I could go on about the Glass-Steagall Act in the USA, but let’s keep things simple. The banks consciously took a decision to keep using escalating real estate sales prices as security for loans, even though land prices had developed into massive bubbles. Any half-decent risk analysis asks whether the point has been reached where land prices cannot be sustained at these levels – because every major recession has always followed such a collapse in land prices.
- Banks were secured by their fall-back position.
An understanding took root within the top echelon of banks that finance, insurance and real estate (the ‘FIRE‘ sector) having been permitted to develop into a behemoth—much more now than a service sector to the real economy—could never be permitted to fail.

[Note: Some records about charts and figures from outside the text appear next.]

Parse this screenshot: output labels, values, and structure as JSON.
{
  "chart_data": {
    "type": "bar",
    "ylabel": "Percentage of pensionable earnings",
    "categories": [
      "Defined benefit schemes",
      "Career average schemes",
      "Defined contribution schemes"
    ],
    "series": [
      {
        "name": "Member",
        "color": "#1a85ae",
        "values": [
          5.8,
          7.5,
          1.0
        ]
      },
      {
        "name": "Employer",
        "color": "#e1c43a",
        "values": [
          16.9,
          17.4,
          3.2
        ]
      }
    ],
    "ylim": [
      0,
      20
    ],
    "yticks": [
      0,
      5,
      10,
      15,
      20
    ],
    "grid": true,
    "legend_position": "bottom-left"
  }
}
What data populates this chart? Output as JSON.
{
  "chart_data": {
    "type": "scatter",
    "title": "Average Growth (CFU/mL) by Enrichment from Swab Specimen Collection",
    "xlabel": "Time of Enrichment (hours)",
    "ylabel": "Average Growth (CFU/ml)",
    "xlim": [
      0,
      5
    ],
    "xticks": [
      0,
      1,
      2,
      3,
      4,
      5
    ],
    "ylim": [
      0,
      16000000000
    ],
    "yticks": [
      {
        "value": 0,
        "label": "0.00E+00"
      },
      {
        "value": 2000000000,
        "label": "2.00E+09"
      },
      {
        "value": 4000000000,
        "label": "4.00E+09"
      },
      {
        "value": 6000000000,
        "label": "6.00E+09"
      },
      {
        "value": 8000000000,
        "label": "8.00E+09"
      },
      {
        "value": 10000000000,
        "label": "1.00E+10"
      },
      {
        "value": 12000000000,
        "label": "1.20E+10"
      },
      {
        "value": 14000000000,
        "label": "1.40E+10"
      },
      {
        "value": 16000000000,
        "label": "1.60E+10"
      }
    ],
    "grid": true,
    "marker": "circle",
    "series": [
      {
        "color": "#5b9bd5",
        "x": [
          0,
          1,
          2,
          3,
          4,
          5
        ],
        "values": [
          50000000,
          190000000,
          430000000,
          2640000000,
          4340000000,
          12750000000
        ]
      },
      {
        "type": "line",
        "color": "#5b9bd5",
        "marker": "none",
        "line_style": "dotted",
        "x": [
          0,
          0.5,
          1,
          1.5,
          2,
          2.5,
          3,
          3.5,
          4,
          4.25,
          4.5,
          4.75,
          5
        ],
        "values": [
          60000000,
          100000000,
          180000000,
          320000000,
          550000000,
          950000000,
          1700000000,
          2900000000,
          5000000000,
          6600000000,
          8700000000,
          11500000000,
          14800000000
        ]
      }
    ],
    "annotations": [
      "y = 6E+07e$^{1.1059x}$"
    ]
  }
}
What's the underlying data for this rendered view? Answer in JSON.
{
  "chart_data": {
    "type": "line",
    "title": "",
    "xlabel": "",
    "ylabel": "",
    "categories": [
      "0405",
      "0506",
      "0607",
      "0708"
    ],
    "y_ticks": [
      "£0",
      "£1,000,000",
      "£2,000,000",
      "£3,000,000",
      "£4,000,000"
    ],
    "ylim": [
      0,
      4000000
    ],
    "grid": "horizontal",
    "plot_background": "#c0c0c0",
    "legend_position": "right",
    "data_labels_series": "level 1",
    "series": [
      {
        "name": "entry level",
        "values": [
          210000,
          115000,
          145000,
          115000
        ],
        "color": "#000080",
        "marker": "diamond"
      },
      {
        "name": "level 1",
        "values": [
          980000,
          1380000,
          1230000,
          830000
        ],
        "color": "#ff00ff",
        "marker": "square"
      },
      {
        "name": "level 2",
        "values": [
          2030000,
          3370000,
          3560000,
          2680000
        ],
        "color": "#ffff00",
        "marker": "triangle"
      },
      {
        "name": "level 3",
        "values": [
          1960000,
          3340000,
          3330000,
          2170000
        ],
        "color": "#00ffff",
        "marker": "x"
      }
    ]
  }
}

- The circle was now ‘squared’.
This combination of poor risk analysis and the belief that banking and finance was now “too big to fail” set banks on a course of naked rent-seeking. The more they lent, the more the real estate bubble would inflate, the larger indebtedness to the banks would be, and the greater would become their profits …… Until the bust, that is, at which time it would be they, not people enmeshed in impossible debt, who would be bailed out by taxpayers.
Political interference in this scenario became ‘impossible’—at least from the banks’ viewpoint—and banks had clout. To call banks out on blatant rent-seeking in inflated mortgages would bring this house of cards crashing down – and the big bankers knew it. The meme became that banking must survive – intact.
It was not a consideration that bank survival under these terms must come at the expense of wages and profits in other sectors of the economy, and that a twenty-year zombie Japanese-style debt deflation must ensue.